What Should Health and Safety Professionals Do Now?
Five practical moves for safety leads reading this report alongside their existing risk profile:
- Audit your existing risk assessment for psychosocial coverage. If it's silent on workload, role clarity, supervision quality, and bullying and harassment, you have a documented gap to close.
- Map your data sources before commissioning a survey. Sickness absence patterns, turnover by team, grievance and exit data, HR records on working hours — most organisations already hold the signals.
- Get HR and OSH in the same room. Psychosocial risk is the one hazard where the controls almost always sit outside safety's direct authority. Joint ownership is non-negotiable.
- Stress-test your individual interventions. If your response to a high-pressure team has been EAP signposting, you've treated a symptom. Ask what's generating the demand.
- Use the ILO's three-level model as a conversation tool with leadership. It moves the discussion from "is this person coping" to "is this job survivable as designed".
How Robust Is the Evidence Behind the 840,000 Figure?
A note on methodology, because the number will get quoted everywhere. The ILO combined global prevalence data for the five risk factors with epidemiological research linking each to cardiovascular disease, stroke, and mental disorders, then applied those associations to WHO and Global Burden of Disease mortality data. It's a modelled estimate, not a death certificate count — the right approach for risks that act gradually through intermediate disease pathways. The report itself is candid about data gaps and uneven geographical coverage.
Frequently Asked Questions
What Are the Five Main Psychosocial Risk Factors Identified by the ILO?
Job strain (high demands combined with low control), effort-reward imbalance, job insecurity, long working hours, and workplace bullying and harassment.
Is Psychosocial Risk Covered by UK Health and Safety Law?
Yes. The Health and Safety at Work etc.
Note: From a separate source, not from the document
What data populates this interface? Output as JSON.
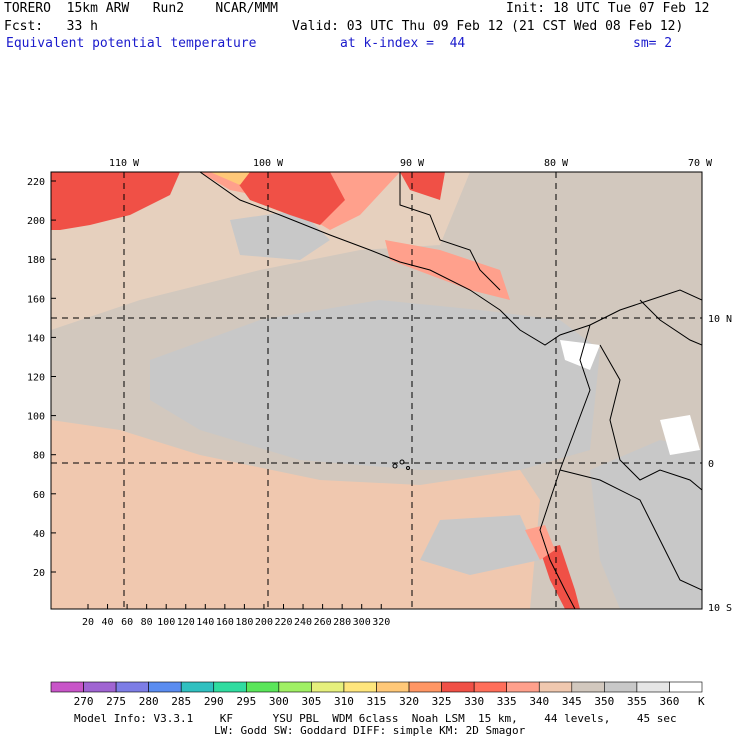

Act 1974 and the Management of Health and Safety at Work Regulations 1999 require employers to assess and control risks to health, including those arising from work-related stress. The HSE's Management Standards provide the recognised framework for assessment.
Does the ILO Report Introduce New Legal Obligations?
No. ILO reports do not create binding duties in themselves. They shape policy direction, inform national regulatory development, and influence ILO Convention application. UK duties remain governed by domestic legislation and HSE guidance.
What's the Difference Between Mental Health Support and Psychosocial Risk Management?
Mental health support typically addresses individuals after harm has occurred or symptoms have emerged. Psychosocial risk management addresses the working conditions that generate that harm in the first place. The ILO report argues both are needed, but organisational measures must come first in the hierarchy of control.